The only places in the Northern Provinces that now remained with the Portuguese were Chaul (Revdanda), Caranja, Bandra, Versova, Bassein, Mahim, Quelme (Kelve Photo1) -(Kelve/Mahim), Sirgão (Present day Shirgao), Dahanu Sao Gens (Sanjan), Asserim (Asheri/Asherigad Photo1), Tarapor (Tarapur) and Daman.

In November 1738, Marathas led by Chimaji Appa, captured the fort of Dahanu and on 20 January 1739, Mahim capitulated, the loss of Mahim, was speedily followed by the capture of the forts of Quelme -(Kelve/Mahim), Sirgão (present Shirgaon), Tarapor (Present day Tarapur), and Asserim (Asheri/Asherigad) on 13 February 1739.

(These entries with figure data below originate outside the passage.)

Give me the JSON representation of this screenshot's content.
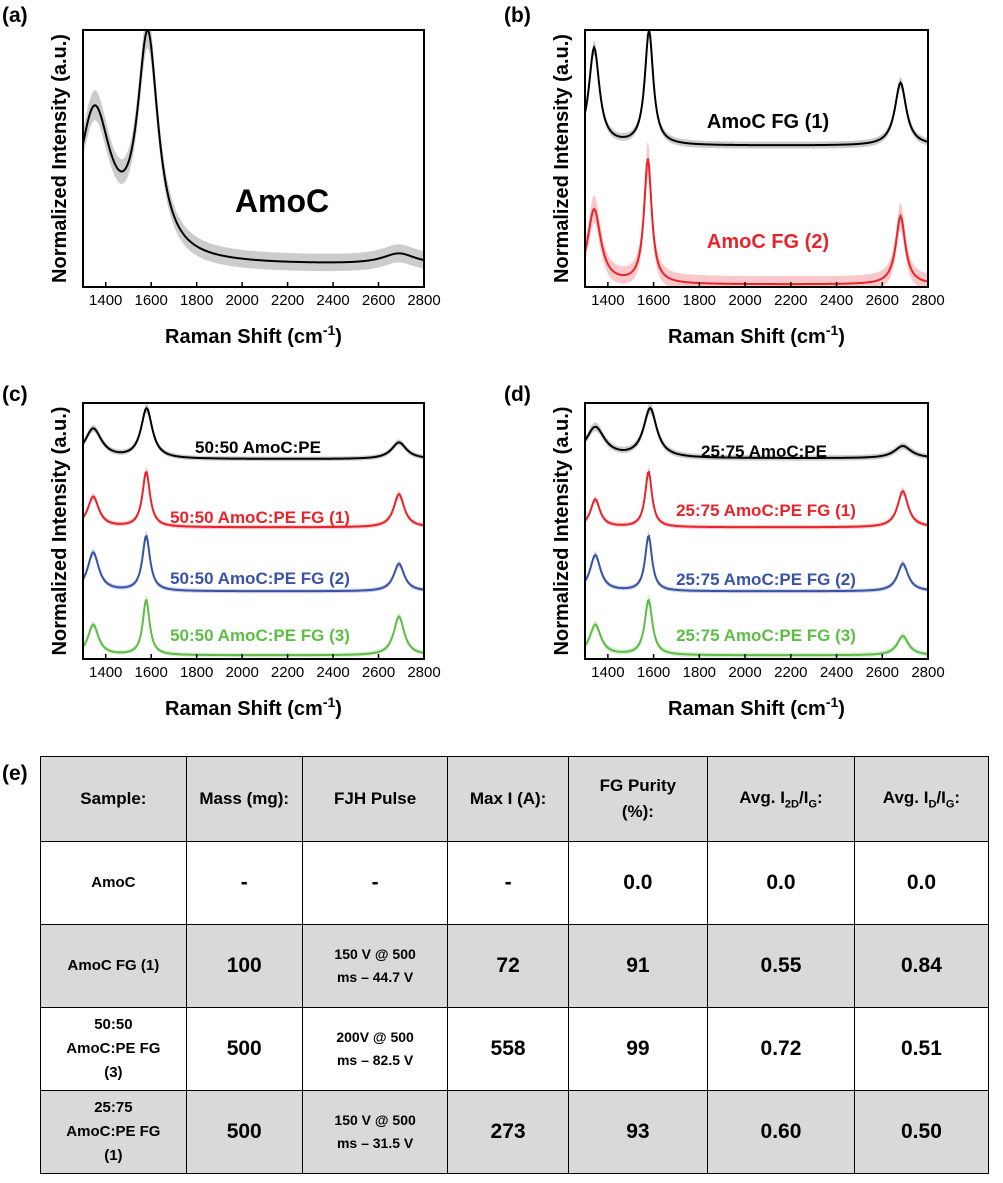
{
  "panels": [
    {
      "label": "(a)",
      "xlabel": "Raman Shift (cm",
      "xlabel_sup": "-1",
      "xlabel_end": ")",
      "ylabel": "Normalized Intensity (a.u.)",
      "ticks": [
        "1400",
        "1600",
        "1800",
        "2000",
        "2200",
        "2400",
        "2600",
        "2800"
      ],
      "annotations": [
        {
          "text": "AmoC",
          "color": "#000000"
        }
      ]
    },
    {
      "label": "(b)",
      "xlabel": "Raman Shift (cm",
      "xlabel_sup": "-1",
      "xlabel_end": ")",
      "ylabel": "Normalized Intensity (a.u.)",
      "ticks": [
        "1400",
        "1600",
        "1800",
        "2000",
        "2200",
        "2400",
        "2600",
        "2800"
      ],
      "annotations": [
        {
          "text": "AmoC FG (1)",
          "color": "#000000"
        },
        {
          "text": "AmoC FG (2)",
          "color": "#e8242b"
        }
      ]
    },
    {
      "label": "(c)",
      "xlabel": "Raman Shift (cm",
      "xlabel_sup": "-1",
      "xlabel_end": ")",
      "ylabel": "Normalized Intensity (a.u.)",
      "ticks": [
        "1400",
        "1600",
        "1800",
        "2000",
        "2200",
        "2400",
        "2600",
        "2800"
      ],
      "annotations": [
        {
          "text": "50:50 AmoC:PE",
          "color": "#000000"
        },
        {
          "text": "50:50 AmoC:PE FG (1)",
          "color": "#e8242b"
        },
        {
          "text": "50:50 AmoC:PE FG (2)",
          "color": "#3953a4"
        },
        {
          "text": "50:50 AmoC:PE FG (3)",
          "color": "#5ebd45"
        }
      ]
    },
    {
      "label": "(d)",
      "xlabel": "Raman Shift (cm",
      "xlabel_sup": "-1",
      "xlabel_end": ")",
      "ylabel": "Normalized Intensity (a.u.)",
      "ticks": [
        "1400",
        "1600",
        "1800",
        "2000",
        "2200",
        "2400",
        "2600",
        "2800"
      ],
      "annotations": [
        {
          "text": "25:75 AmoC:PE",
          "color": "#000000"
        },
        {
          "text": "25:75 AmoC:PE FG (1)",
          "color": "#e8242b"
        },
        {
          "text": "25:75 AmoC:PE FG (2)",
          "color": "#3953a4"
        },
        {
          "text": "25:75 AmoC:PE FG (3)",
          "color": "#5ebd45"
        }
      ]
    }
  ],
  "chart_data": [
    {
      "type": "line",
      "panel": "(a)",
      "xlabel": "Raman Shift (cm-1)",
      "ylabel": "Normalized Intensity (a.u.)",
      "xlim": [
        1300,
        2800
      ],
      "series": [
        {
          "name": "AmoC",
          "color": "#000000",
          "offset": 0,
          "scale": 1.0,
          "base": 0.08,
          "peaks": [
            {
              "center": 1350,
              "height": 0.55,
              "width": 90
            },
            {
              "center": 1585,
              "height": 0.8,
              "width": 55
            },
            {
              "center": 2690,
              "height": 0.04,
              "width": 90
            }
          ],
          "band": 0.05
        }
      ]
    },
    {
      "type": "line",
      "panel": "(b)",
      "xlabel": "Raman Shift (cm-1)",
      "ylabel": "Normalized Intensity (a.u.)",
      "xlim": [
        1300,
        2800
      ],
      "series": [
        {
          "name": "AmoC FG (1)",
          "color": "#000000",
          "offset": 0.55,
          "scale": 0.45,
          "base": 0.0,
          "peaks": [
            {
              "center": 1340,
              "height": 0.85,
              "width": 28
            },
            {
              "center": 1580,
              "height": 1.0,
              "width": 22
            },
            {
              "center": 2680,
              "height": 0.55,
              "width": 30
            }
          ],
          "band": 0.05
        },
        {
          "name": "AmoC FG (2)",
          "color": "#e8242b",
          "offset": 0.0,
          "scale": 0.5,
          "base": 0.02,
          "peaks": [
            {
              "center": 1340,
              "height": 0.6,
              "width": 35
            },
            {
              "center": 1575,
              "height": 1.0,
              "width": 20
            },
            {
              "center": 2680,
              "height": 0.55,
              "width": 25
            }
          ],
          "band": 0.1
        }
      ]
    },
    {
      "type": "line",
      "panel": "(c)",
      "xlabel": "Raman Shift (cm-1)",
      "ylabel": "Normalized Intensity (a.u.)",
      "xlim": [
        1300,
        2800
      ],
      "series": [
        {
          "name": "50:50 AmoC:PE",
          "color": "#000000",
          "offset": 0.76,
          "scale": 0.22,
          "base": 0.08,
          "peaks": [
            {
              "center": 1345,
              "height": 0.45,
              "width": 45
            },
            {
              "center": 1580,
              "height": 0.75,
              "width": 30
            },
            {
              "center": 2690,
              "height": 0.25,
              "width": 40
            }
          ],
          "band": 0.06
        },
        {
          "name": "50:50 AmoC:PE FG (1)",
          "color": "#e8242b",
          "offset": 0.51,
          "scale": 0.22,
          "base": 0.02,
          "peaks": [
            {
              "center": 1345,
              "height": 0.55,
              "width": 30
            },
            {
              "center": 1578,
              "height": 1.0,
              "width": 20
            },
            {
              "center": 2690,
              "height": 0.6,
              "width": 28
            }
          ],
          "band": 0.06
        },
        {
          "name": "50:50 AmoC:PE FG (2)",
          "color": "#3953a4",
          "offset": 0.26,
          "scale": 0.22,
          "base": 0.02,
          "peaks": [
            {
              "center": 1345,
              "height": 0.7,
              "width": 30
            },
            {
              "center": 1578,
              "height": 1.0,
              "width": 20
            },
            {
              "center": 2690,
              "height": 0.5,
              "width": 28
            }
          ],
          "band": 0.06
        },
        {
          "name": "50:50 AmoC:PE FG (3)",
          "color": "#5ebd45",
          "offset": 0.01,
          "scale": 0.22,
          "base": 0.02,
          "peaks": [
            {
              "center": 1345,
              "height": 0.55,
              "width": 28
            },
            {
              "center": 1578,
              "height": 1.0,
              "width": 18
            },
            {
              "center": 2690,
              "height": 0.7,
              "width": 28
            }
          ],
          "band": 0.06
        }
      ]
    },
    {
      "type": "line",
      "panel": "(d)",
      "xlabel": "Raman Shift (cm-1)",
      "ylabel": "Normalized Intensity (a.u.)",
      "xlim": [
        1300,
        2800
      ],
      "series": [
        {
          "name": "25:75 AmoC:PE",
          "color": "#000000",
          "offset": 0.76,
          "scale": 0.22,
          "base": 0.1,
          "peaks": [
            {
              "center": 1345,
              "height": 0.5,
              "width": 50
            },
            {
              "center": 1585,
              "height": 0.8,
              "width": 35
            },
            {
              "center": 2690,
              "height": 0.2,
              "width": 45
            }
          ],
          "band": 0.07
        },
        {
          "name": "25:75 AmoC:PE FG (1)",
          "color": "#e8242b",
          "offset": 0.51,
          "scale": 0.22,
          "base": 0.02,
          "peaks": [
            {
              "center": 1345,
              "height": 0.5,
              "width": 25
            },
            {
              "center": 1578,
              "height": 1.0,
              "width": 18
            },
            {
              "center": 2690,
              "height": 0.65,
              "width": 28
            }
          ],
          "band": 0.06
        },
        {
          "name": "25:75 AmoC:PE FG (2)",
          "color": "#3953a4",
          "offset": 0.26,
          "scale": 0.22,
          "base": 0.02,
          "peaks": [
            {
              "center": 1345,
              "height": 0.65,
              "width": 28
            },
            {
              "center": 1578,
              "height": 1.0,
              "width": 18
            },
            {
              "center": 2690,
              "height": 0.5,
              "width": 28
            }
          ],
          "band": 0.06
        },
        {
          "name": "25:75 AmoC:PE FG (3)",
          "color": "#5ebd45",
          "offset": 0.01,
          "scale": 0.22,
          "base": 0.02,
          "peaks": [
            {
              "center": 1345,
              "height": 0.55,
              "width": 30
            },
            {
              "center": 1578,
              "height": 1.0,
              "width": 20
            },
            {
              "center": 2690,
              "height": 0.35,
              "width": 30
            }
          ],
          "band": 0.07
        }
      ]
    },
    {
      "type": "table",
      "panel": "(e)"
    }
  ],
  "table": {
    "label": "(e)",
    "headers": {
      "sample": "Sample:",
      "mass": "Mass (mg):",
      "pulse": "FJH Pulse",
      "maxi": "Max I (A):",
      "purity": "FG Purity\n(%):",
      "i2d_pre": "Avg. I",
      "i2d_sub": "2D",
      "i2d_mid": "/I",
      "i2d_sub2": "G",
      "i2d_end": ":",
      "id_pre": "Avg. I",
      "id_sub": "D",
      "id_mid": "/I",
      "id_sub2": "G",
      "id_end": ":"
    },
    "rows": [
      {
        "sample": "AmoC",
        "mass": "-",
        "pulse": "-",
        "maxi": "-",
        "purity": "0.0",
        "i2d": "0.0",
        "id": "0.0"
      },
      {
        "sample": "AmoC FG (1)",
        "mass": "100",
        "pulse": "150 V @ 500\nms – 44.7 V",
        "maxi": "72",
        "purity": "91",
        "i2d": "0.55",
        "id": "0.84"
      },
      {
        "sample": "50:50\nAmoC:PE FG\n(3)",
        "mass": "500",
        "pulse": "200V @ 500\nms – 82.5 V",
        "maxi": "558",
        "purity": "99",
        "i2d": "0.72",
        "id": "0.51"
      },
      {
        "sample": "25:75\nAmoC:PE FG\n(1)",
        "mass": "500",
        "pulse": "150 V @ 500\nms – 31.5 V",
        "maxi": "273",
        "purity": "93",
        "i2d": "0.60",
        "id": "0.50"
      }
    ]
  }
}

Shirgaon beach is a safe beach in western region of Maharashtra. Good sunset view, coconuts, forts, climate, silence, peaceful peoples and high quality fish at affordable price are some features of this village.

== Transport links ==
Shirgaon is situated 15 km away from Palghar. Easily accessible from Palghar Railway Station, you can take a shared auto/tempo (₹12 per person) or a State Transport (ST) bus to Satpati. It takes about 12-15 minutes to reach Shirgaon.